Le monde été cruel. En tout cas, le monde dans lequel elle avait grandi. Elle espérait se remettre rapidement sur pieds. Elle voulait partir d'ici.

L'endroit était beau, mais il ne semblait pas y avoir âme qui vive. Elle devait retrouver la civilisation, la vraie. Un monde dans lequel sa fille se sentirait bien.

En attendant de retrouver ses forces, elle continuait de tenir un journal, dans lequel elle notait tout ce qui lui passait par la tête.

Une façon comme une autre de s'occuper.


Parfois, elle sortait faire un tour dehors.

Elle avait toujours entendu dire que l'air marin était bon pour la santé. Alors elle faisait le tour de son château, les pieds dans le sable.

Cela n'avait rien à voir avec les plages de Suvadiva, mais au moins, elle était encore près de la mer.

Arwen et Sera avaient-ils su qu'elle atterrirait ici? L'avaient-ils envoyés délibérément dans cet endroit magique?


Ses promenades ne duraient jamais longtemps, mais à chaque fois qu'elle rentrait, elle se sentait essoufflée. Elle n'arrivait pas à remonter dans la chambre, aussi s'asseyait-elle en face du piano.

A force d'appuyer sur des touches au hasard, elle avait réussi à identifier quelques notes.

Il ne lui restait plus qu'à trouver les bons enchaînements, pour créer une mélodie qui serait digne d'être jouée.

C'était difficile, mais cela l'occupait.


Elle était parfois si fatiguée qu'elle oubliait de s'occuper de Félicité, qui ne manquait jamais une occasion de le lui rappeler.

Si c'était un bébé assez calme, elle pleurait dès qu'on oubliait de la nourrir.

Alors, malgré la fatigue et le manque de souffle, Vitae accourait immédiatement. Il n'y avait rien de plus beau que le sourire d'un bébé, et les larmes qui coulaient sur ses joues étaient la chose la plus triste à ses yeux.
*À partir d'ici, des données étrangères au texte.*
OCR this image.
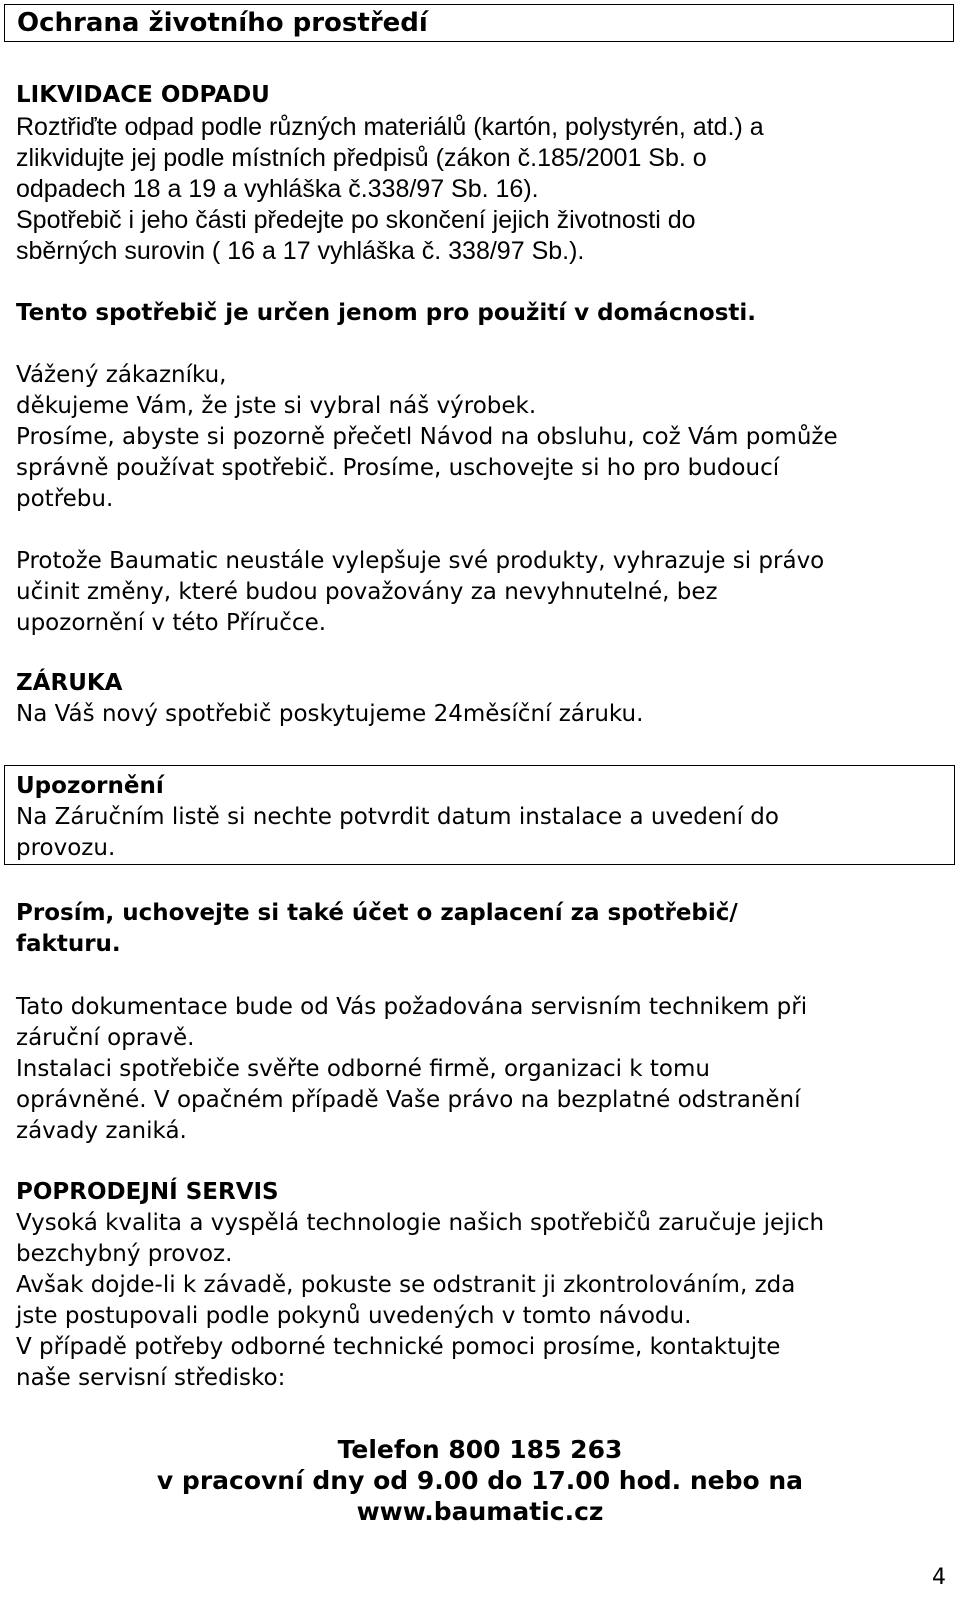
Ochrana životního prostředí
LIKVIDACE ODPADU
Roztřiďte odpad podle různých materiálů (kartón, polystyrén, atd.) a
zlikvidujte jej podle místních předpisů (zákon č.185/2001 Sb. o
odpadech 18 a 19 a vyhláška č.338/97 Sb. 16).
Spotřebič i jeho části předejte po skončení jejich životnosti do
sběrných surovin ( 16 a 17 vyhláška č. 338/97 Sb.).
Tento spotřebič je určen jenom pro použití v domácnosti.
Vážený zákazníku,
děkujeme Vám, že jste si vybral náš výrobek.
Prosíme, abyste si pozorně přečetl Návod na obsluhu, což Vám pomůže
správně používat spotřebič. Prosíme, uschovejte si ho pro budoucí
potřebu.
Protože Baumatic neustále vylepšuje své produkty, vyhrazuje si právo
učinit změny, které budou považovány za nevyhnutelné, bez
upozornění v této Příručce.
ZÁRUKA
Na Váš nový spotřebič poskytujeme 24měsíční záruku.
Upozornění
Na Záručním listě si nechte potvrdit datum instalace a uvedení do
provozu.
Prosím, uchovejte si také účet o zaplacení za spotřebič/
fakturu.
Tato dokumentace bude od Vás požadována servisním technikem při
záruční opravě.
Instalaci spotřebiče svěřte odborné firmě, organizaci k tomu
oprávněné. V opačném případě Vaše právo na bezplatné odstranění
závady zaniká.
POPRODEJNÍ SERVIS
Vysoká kvalita a vyspělá technologie našich spotřebičů zaručuje jejich
bezchybný provoz.
Avšak dojde-li k závadě, pokuste se odstranit ji zkontrolováním, zda
jste postupovali podle pokynů uvedených v tomto návodu.
V případě potřeby odborné technické pomoci prosíme, kontaktujte
naše servisní středisko:
Telefon 800 185 263
v pracovní dny od 9.00 do 17.00 hod. nebo na
www.baumatic.cz
4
"Excuse-moi, je m'étais assoupie mon ange."


A chaque fois qu'elle la prenait contre elle, Félicité cessait immédiatement de pleurer.

Elle riait, gazouillait, comme si ses malheurs avaient disparu tout d'un coup.

"Tu es si mignonne toi... Maman te le promet, dès qu'elle ira mieux, nous partirons dans une vraie maison."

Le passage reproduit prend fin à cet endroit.